Many climbers remain stranded in two camps above the Everest base camp, said Zimba Zangbu Sherpa, a former president of the Nepal Mountaineering Association. The injured and survivors are being airlifted from the Everest base camp to Kathmandu, according to Ang Tshering Sherpa, the current president.
Widespread rains are forecast to hit Nepal over the next 24 hours, threatening to further hinder relief efforts, the India Meteorological Department said on Sunday. It warned citizens to be beware of possible landslides.
India will rush more relief and rescue personnel to Nepal and increase supplies of medicine and food for the quake affected, Foreign Secretary S Jaishankar told reporters in New Delhi on Sunday. The country will also set up medical camps along its border with Nepal, he said.
A website backed by the International Committee of the Red Cross listed hundreds of foreign tourists in Nepal who remained missing. Google said it had started a "person finder" tool to help track people missing in the earthquake, and would commit $1 million to its response.
The trekking company Summitclimb and Summittrek, based in Bristol, UK, and Lakebay, Washington, said on Facebook that its climbers were safe though the Icefall route up Everest was "destroyed."
Hundreds of people attempt to reach Everest's summit each year, typically paying a minimum of $30,000 per person and often far more for the privilege, according to an estimate by Outside magazine. The rising numbers of climbers has drawn complaints about overcrowding, littering and heightened danger.
The US Embassy in Nepal said on Twitter it is attempting to account for American citizens and provided relatives with numbers to call. "Our thoughts are with the Nepali people and we're ready to help," Peter W Bodde, the US Ambassador to Nepal, said in a message.
The Himalaya region is one of the world's most active seismic zones as the Indian subcontinent pushes north into the central Asia tectonic plate. The 1934 earthquake in Nepal, just west of Sikkim, killed more than 16,000 people. A 2005 quake in Kashmir killed more than 70,000 in Pakistan.

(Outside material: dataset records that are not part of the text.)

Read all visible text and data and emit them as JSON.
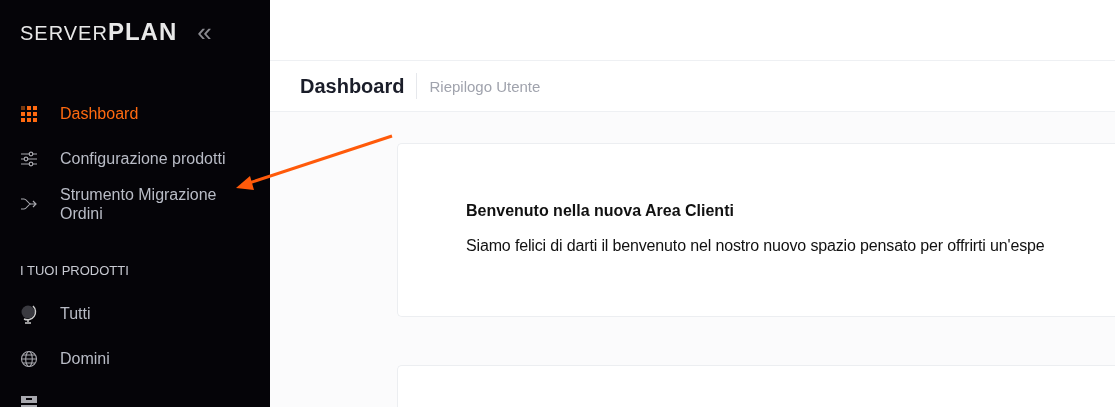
{
  "sidebar": {
    "logo": "SERVER**PLAN**",
    "collapse": "«",
    "items": [
      {
        "kind": "grid",
        "label": "Dashboard",
        "selected": true
      },
      {
        "kind": "sliders",
        "label": "Configurazione prodotti",
        "selected": false
      },
      {
        "kind": "merge",
        "label": "Strumento Migrazione Ordini",
        "selected": false
      }
    ],
    "section": {
      "title": "I TUOI PRODOTTI",
      "items": [
        {
          "kind": "globe",
          "label": "Tutti",
          "selected": false
        },
        {
          "kind": "web",
          "label": "Domini",
          "selected": false
        },
        {
          "kind": "server",
          "selected": false
        }
      ]
    }
  },
  "page_header": {
    "title": "Dashboard",
    "subtitle": "Riepilogo Utente"
  },
  "welcome_card": {
    "title": "Benvenuto nella nuova Area Clienti",
    "text": "Siamo felici di darti il benvenuto nel nostro nuovo spazio pensato per offrirti un'espe"
  }
}
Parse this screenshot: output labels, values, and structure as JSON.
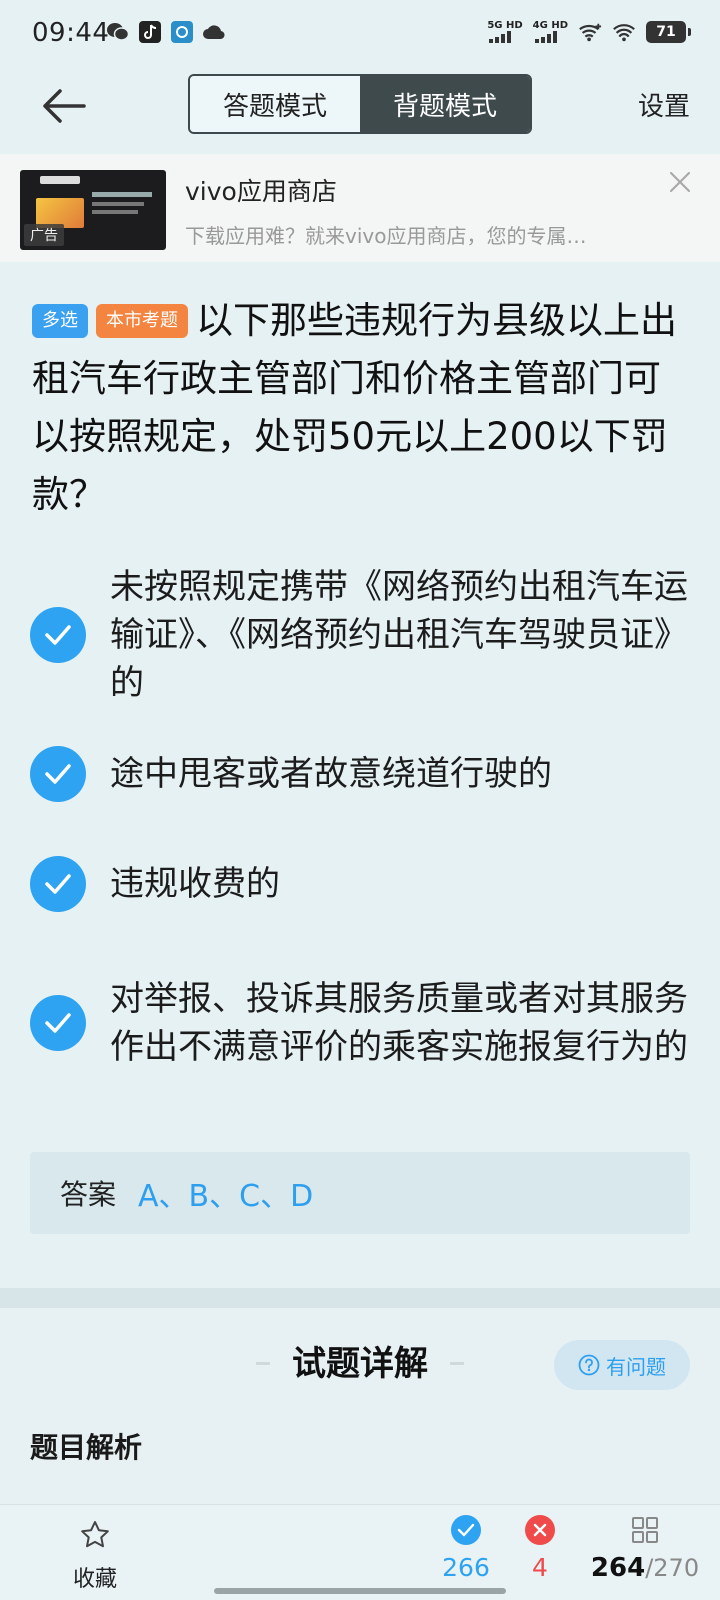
{
  "status_bar": {
    "time": "09:44",
    "network_1": "5G HD",
    "network_2": "4G HD",
    "battery": "71"
  },
  "header": {
    "modes": [
      "答题模式",
      "背题模式"
    ],
    "active_mode": "背题模式",
    "settings_label": "设置"
  },
  "ad": {
    "title": "vivo应用商店",
    "description": "下载应用难？就来vivo应用商店，您的专属…",
    "tag": "广告"
  },
  "question": {
    "type_tag": "多选",
    "source_tag": "本市考题",
    "text": "以下那些违规行为县级以上出租汽车行政主管部门和价格主管部门可以按照规定，处罚50元以上200以下罚款？"
  },
  "options": [
    {
      "text": "未按照规定携带《网络预约出租汽车运输证》、《网络预约出租汽车驾驶员证》的",
      "selected": true
    },
    {
      "text": "途中甩客或者故意绕道行驶的",
      "selected": true
    },
    {
      "text": "违规收费的",
      "selected": true
    },
    {
      "text": "对举报、投诉其服务质量或者对其服务作出不满意评价的乘客实施报复行为的",
      "selected": true
    }
  ],
  "answer": {
    "label": "答案",
    "value": "A、B、C、D"
  },
  "detail": {
    "title": "试题详解",
    "question_button": "有问题",
    "analysis_label": "题目解析"
  },
  "bottom_bar": {
    "favorite_label": "收藏",
    "correct_count": "266",
    "wrong_count": "4",
    "current": "264",
    "total": "/270"
  },
  "colors": {
    "accent": "#2ea3f2",
    "wrong": "#f04b4b",
    "tag_local": "#f38541",
    "background": "#e6f1f4"
  }
}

Nepal's shoddy building standards and lack of preparedness for a major earthquake were the subjects of an international conference in Kathmandu earlier this month.
Television images showed rescuers pulling out people who were trapped under the 19th century Dharahara Tower, a nine-story structure in Kathmandu that collapsed.
Sila Gurung, 28, who lives in a three-storey home with her mother in Nakhipot district, close to the popular tourist site Patan Durbar Square, said: "Everyone is very scared, and no one knows when it will be safe to go back home."